New CMS leader maps his plan for transforming healthcare

November 1, 2010

The most powerful person in the nation's healthcare system made a heartfelt call for industry assistance in reforming healthcare.

WASHINGTON-The most powerful person in the nation's healthcare system came out of seclusion in mid-September to make a heartfelt call for insurance-industry assistance in reforming American healthcare.

Donald Berwick, administrator of the Centers for Medicare and Medicaid Services (CMS) made an obvious effort to avoid bashing insurance companies, when speaking at a recent America's Health Insurance Plans (AHIP) meeting. Although, some bashing had come just prior to the event from Health and Human Services (HHS) Secretary Kathleen Sebelius. She had issued a stinging letter criticizing insurers for "falsely blaming" reform legislation for new premium increases.

INSURERS SEEN AS BAD GUYS

At the same time, Berwick emphasized the need for payers and providers to change the way they do business. He cautioned that authenticity matters and that companies that wish only to preserve the status quo will not be seen as constructive contributors to change.

"We just do not have time for games anymore," he said, warning that CMS will hold industry accountable "when we need to."

In his AHIP speech, Berwick said he would transform the system by promoting prevention, improving quality and patient safety, and eliminating fragmented care. An integrated care system, he explained, is one in which the doctor doesn't prescribe a patient a medication that would cause an interaction with some other medication the patient might be taking, for example.

WORKING QUICKLY

Berwick is under pressure to make such changes fairly quickly, as he has only a temporary recess appointment to his CMS job, which runs out in early 2012. Republican opposition to Berwick's appointment delayed Senate confirmation last spring, prompting the Obama administration to make the recess appointment on July 7, while the legislators were out of session on summer break.
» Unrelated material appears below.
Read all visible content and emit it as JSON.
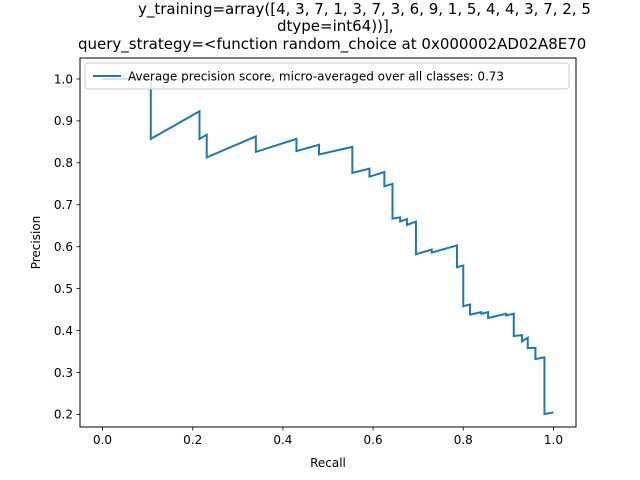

The White House recently resubmitted Berwick's nomination to the Senate in hopes for faster action on a permanent appointment, but that's not likely to happen until after this month's elections-if at all.

Berwick now is spending more time on Capitol Hill, testifying on how the administration is implementing the Patient Protection and Affordable Care Act (PPACA) and how it will impact seniors and the poor who rely heavily on government-funded health programs.
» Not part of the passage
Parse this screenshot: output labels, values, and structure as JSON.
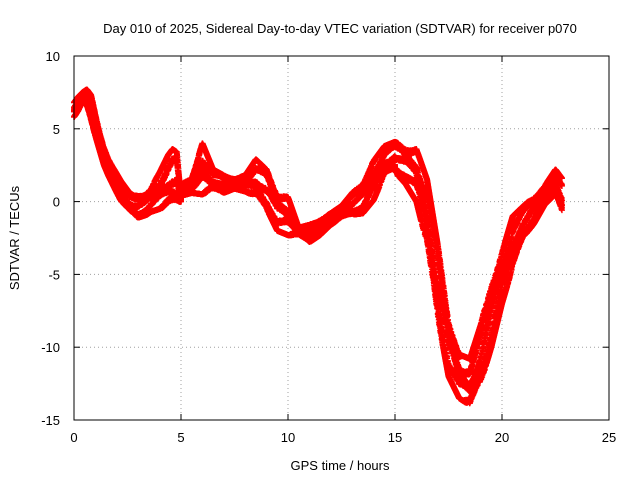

The CMS chief won general applause from insurers at the meeting, even though they are unhappy about severe rate cuts in Medicare Advantage payments and major changes required in their business practices.

In response to critics who accuse him of seeking to ration care, Berwick said he would reduce costs by "eliminating waste and needless hassles," but not, he emphasized, by withholding any care that is beneficial to patients.

In acknowledging the need to reduce costs "without harming a hair on any patient's head," Berwick left open the question of how much to lower spending and where. In his first public comments since being nominated to head CMS last April, Berwick said that these issues will be decided by each local community, and not by "a massive, top-down national project."

Improving the system will require the participation and support of all members of the healthcare community, he said. He identified insurers and pharmacy benefit managers as keys to success in implementing what he called "the most significant healthcare legislation since enactment of Medicare and Medicaid."

Berwick highlighted provisions that will provide access for 32 million Americans without coverage, help small businesses offer insurance and close the Medicare drug benefit donut hole.

An experienced pediatrician, Berwick is also adjunct staff in the Department of Medicine at Children's Hospital Boston, and a consultant in pediatrics at Massachusetts General Hospital. He is a clinical professor of pediatrics and healthcare policy in the Department of Pediatrics at the Harvard Medical School and a professor of health policy and management at the Harvard School of Public Health.

Most recently, he led the Cambridge, Mass.-based Institute for Healthcare Improvement.